What is the meaning of the expansion at first order in $\delta_2$ and $\delta_3$ at the second step in the last line? These quantities are not "small" - on the contrary, the entire point is to then take the $\epsilon \to 0$ limit and the counterterms blow up

 

[Vanadium 50]

I can't read light gray on a less light gray background. Can you use LaTex and maybe post your source?

 

[vanhees71]

The Dyson series is an expansion in the coupling constant $g$. Obviously you are evaluating the quoted 2nd-order loop corrections to the quark and gluon self-energies as well as the gluon 3-vertex to get the counter terms to evaluate $Z_1$, $Z_2$, and $Z_3$, from which $Z_g$ follows through a Slavnov-Taylor identity (which maybe is Eq. (75), which you didn't quote). Of course since you have the said $Z$-factors only to order $g^2$ (or order $\alpha_s=g^2/(4 \pi)$), you can determine only the counterterm contributing to $Z_g$ to this order, and thus you have to expand the expression for it also up to order $\alpha_s$.

In the here obviously applied minimal-subtraction scheme you need to find the coefficients to $1/\epsilon$ order by order perturbation theory. This determines the counter terms order by order. At higher loop order you have to take care of the subdivergences by using the corresponding counter terms of subdiagrams.

 

[Siupa]

I can't read light gray on a less light gray background. Can you use LaTex and maybe post your source?

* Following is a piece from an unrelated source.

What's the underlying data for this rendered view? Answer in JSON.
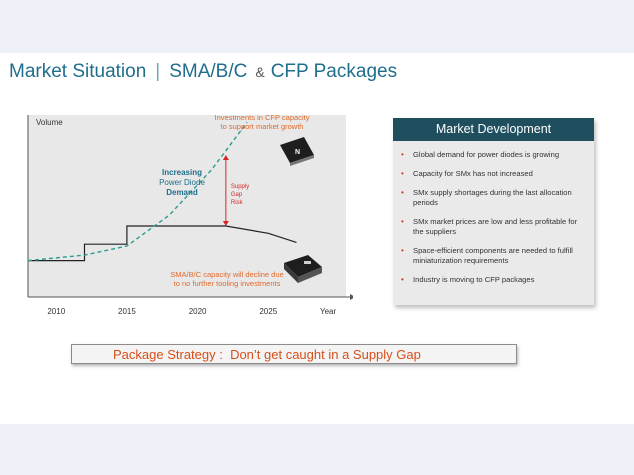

If you open the imgur link it should be in high res. Anyways the reference is chapter 3, end of subchapter 3.3 of this pdf

 

[Siupa]

The Dyson series is an expansion in the coupling constant $g$. Obviously you are evaluating the quoted 2nd-order loop corrections to the quark and gluon self-energies as well as the gluon 3-vertex to get the counter terms to evaluate $Z_1$, $Z_2$, and $Z_3$, from which $Z_g$ follows through a Slavnov-Taylor identity (which maybe is Eq. (75), which you didn't quote). Of course since you have the said $Z$-factors only to order $g^2$ (or order $\alpha_s=g^2/(4 \pi)$), you can determine only the counterterm contributing to $Z_g$ to this order, and thus you have to expand the expression for it also up to order $\alpha_s$.

In the here obviously applied minimal-subtraction scheme you need to find the coefficients to $1/\epsilon$ order by order perturbation theory. This determines the counter terms order by order. At higher loop order you have to take care of the subdivergences by using the corresponding counter terms of subdiagrams.

Eq. (75) is just the definition of $Z_1 = Z_g Z_2 Z_3^{\frac{1}{2}}$. Anyways thank you I understand now, the expansions of $1/Z_2$ , $1/Z_3$ are obviously at first order in $\alpha_s$, which in turn means first order in the counterterms since they are proportional to $\alpha_s$ because they were computed at 1-loop. I guess the divergence in $1/\epsilon$ doesn't matter since we only take the limit $\epsilon \to 0$ in the end?

 

[vanhees71]

Right! That's the idea!